In 1938, Kristallnacht, “The Night of Broken Glass,” left behind shattered dreams and shattered lives in Hitler’s Germany.

On that night in November 70 years ago, following the assassination of a German diplomat in Paris by a young Jew, all synagogues in Germany were set on fire, windows of Jewish shops were smashed, and thousands of Jews were arrested. Over 30,000 Jewish men were forced into concentration camps, and 91 Jews were senselessly killed. The Holocaust had begun.

In commemoration of the 70th anniversary of Kristallnacht, Loyola Marymount University (LMU) examines how some of those lives were put back together when it hosts a multimedia exhibit called “Last Days of the Four Seasons” by artist Rick Nahmias at 1 p.m.
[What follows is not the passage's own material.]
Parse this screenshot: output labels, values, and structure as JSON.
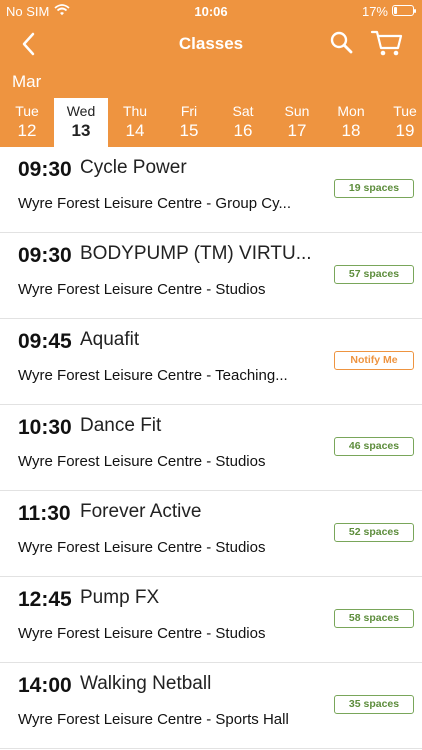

Sunday, November 9th, along with keynote speaker Beth Cohen.

The exhibit focuses attention on 44 acres in the Catskill Mountains where nearly 100 Polish, Russian and Hungarian Jews who survived the Nazi death camps and World War II bought The Four Seasons Lodge in 1978 and created an idyllic refuge where they could re-create their lives.

Nahmias discovered the lodge when a friend from college, Andrew Jacobs, wrote about The Four Seasons in The New York Times. Because Nahmias’s parents had met in the Eastern New York State Catskills resort area, he was immediately hooked.

“It was just a gold mine of stories,” says Nahmias. So he mined, visiting the group of survivors three different times in order to photograph and collect those stories.

Nahmias views his art as storytelling, saying, “Text is pulled from interviews and oral history. The photos always have a beginning, middle and end.”

Nahmias’s stories, and the story of survivors of The Four Seasons, will be on display showing close to 20 images, including some that are life-size.

All of these are part of a preview of the photographer’s upcoming show at the Breman Jewish Heritage and Holocaust Museum in Atlanta in April.

Accompanying the artwork, Beth Cohen, professor of Jewish Studies at Cal State Northridge, will deliver a keynote address, “Holocaust Survivors in Postwar America: Facts and Fictions of the Early Years,” in which she will examine the difficult path many survivors faced even after they came to America.

“One of the things that was so interesting to me was that the name ‘survivor’ came into our vernacular as an honoree, but that didn’t happen until much later,” explains Cohen. “We hear a lot of stories about successful survivors, and there are many, in America. We like happy endings, but I give a more nuanced look at success.”

Many millions were affected by the tragedies of Kristallnacht and the Holocaust. Many stories have been told. This Sunday, LMU’s Kristallnacht Commemoration will tell another tale.

The event is at 1 p.m. Sunday, November 9th, in the atrium of University Hall, Loyola Marymount University, 1 LMU Drive, Westchester. Admission is free.